"Style? I have no style."
--Karpov
IMO, such advice the coach gave is good in that it gives the student something useful to do that he is willing to do (studying master games). The style aspect just doesn't seem essential to me though.
I think it takes some real chess strength to have a style; most of us are simply aggressive/defensive, attackers/defenders/counter-attackers, tactical/afraid to jump into tactics. A pretty simplified palette.
I think Reb quotes some GM in his profile, saying that no one under 2500 has a style.
Anyway, something to think about.
) said I had really good pawn structure skillz for a beginner at that time. The story goes is this though. My veryvery very first chess game I lost and even then I noticed it was because of piece-play I knew how the pieces moved but that was it but I noticed just from watching a few games afterwards that when attacked by a pawn that the pieces would move out of there way running and when I heard about the schools annual tournament coming up I only based my practice off of just pawn structures and piece values. On the day of the tournament all i really did was set-up a good pawn structure and just basically mess around with the other stuff on the board just protecting my pawn structure and through out the tournament everyone just made blunders against me when they couldn't break through.

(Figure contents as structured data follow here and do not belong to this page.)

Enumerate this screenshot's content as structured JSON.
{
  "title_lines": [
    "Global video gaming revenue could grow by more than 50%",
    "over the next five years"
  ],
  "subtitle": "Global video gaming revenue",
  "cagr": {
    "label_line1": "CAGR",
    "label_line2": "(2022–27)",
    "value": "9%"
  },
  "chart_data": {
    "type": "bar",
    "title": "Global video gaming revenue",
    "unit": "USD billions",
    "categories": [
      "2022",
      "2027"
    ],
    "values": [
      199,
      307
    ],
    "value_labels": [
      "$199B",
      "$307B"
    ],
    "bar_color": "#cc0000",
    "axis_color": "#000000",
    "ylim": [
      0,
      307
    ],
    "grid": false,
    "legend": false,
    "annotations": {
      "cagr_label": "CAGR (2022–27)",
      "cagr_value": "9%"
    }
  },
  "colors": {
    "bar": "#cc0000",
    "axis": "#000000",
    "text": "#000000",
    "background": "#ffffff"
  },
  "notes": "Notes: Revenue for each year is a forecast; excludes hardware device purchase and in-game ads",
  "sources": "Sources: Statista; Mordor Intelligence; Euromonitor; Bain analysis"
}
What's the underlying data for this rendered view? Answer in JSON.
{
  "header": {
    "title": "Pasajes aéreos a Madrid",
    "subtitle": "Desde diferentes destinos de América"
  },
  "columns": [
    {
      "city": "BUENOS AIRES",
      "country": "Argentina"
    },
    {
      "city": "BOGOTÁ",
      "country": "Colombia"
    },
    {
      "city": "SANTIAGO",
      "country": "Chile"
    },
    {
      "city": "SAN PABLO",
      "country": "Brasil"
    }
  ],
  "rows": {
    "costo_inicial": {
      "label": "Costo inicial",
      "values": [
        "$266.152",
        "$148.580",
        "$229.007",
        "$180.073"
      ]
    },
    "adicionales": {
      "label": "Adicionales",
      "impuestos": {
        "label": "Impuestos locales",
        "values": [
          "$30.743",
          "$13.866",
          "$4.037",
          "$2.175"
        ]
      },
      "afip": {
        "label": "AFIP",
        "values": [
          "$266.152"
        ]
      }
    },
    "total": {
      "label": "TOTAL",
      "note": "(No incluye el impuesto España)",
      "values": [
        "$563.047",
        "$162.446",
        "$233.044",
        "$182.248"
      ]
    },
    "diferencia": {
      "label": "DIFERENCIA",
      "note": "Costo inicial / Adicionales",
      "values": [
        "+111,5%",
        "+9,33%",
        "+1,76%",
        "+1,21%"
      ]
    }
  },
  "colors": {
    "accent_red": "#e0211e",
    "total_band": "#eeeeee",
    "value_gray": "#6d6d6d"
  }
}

I didn't see it as nothing more thane a board game till everyone started telling me how sweet it was as a fresh beginner to come 1st in any tournament. When I found out about a famous player named philidor who was a master of pawns I flipped and wanted to know more about him. Over the years my style kept developing to where I was known for bishop play during my middle school year where I was ranked 3rd out of everyone in the club (just 37 or 34 people) And now when I really start to look at my games and from what others say I seem more like Karpov in style. I know it's a long story but I love telling it it always gets me pumped up even while typing it.
Is it my coach suggested I find a master player who plays in the same style as me by looking at my best and there mostly by exploiting positional (and opening inaccuracies) advantages and choking my opponent which I thought I was sorta like karpov. But then I took a closer look and found I seem to mostly play better with pawn structure ideas in mind and thought of philidor so which one should I study more intentionally or are there styles the same but just one being more modern(karpov).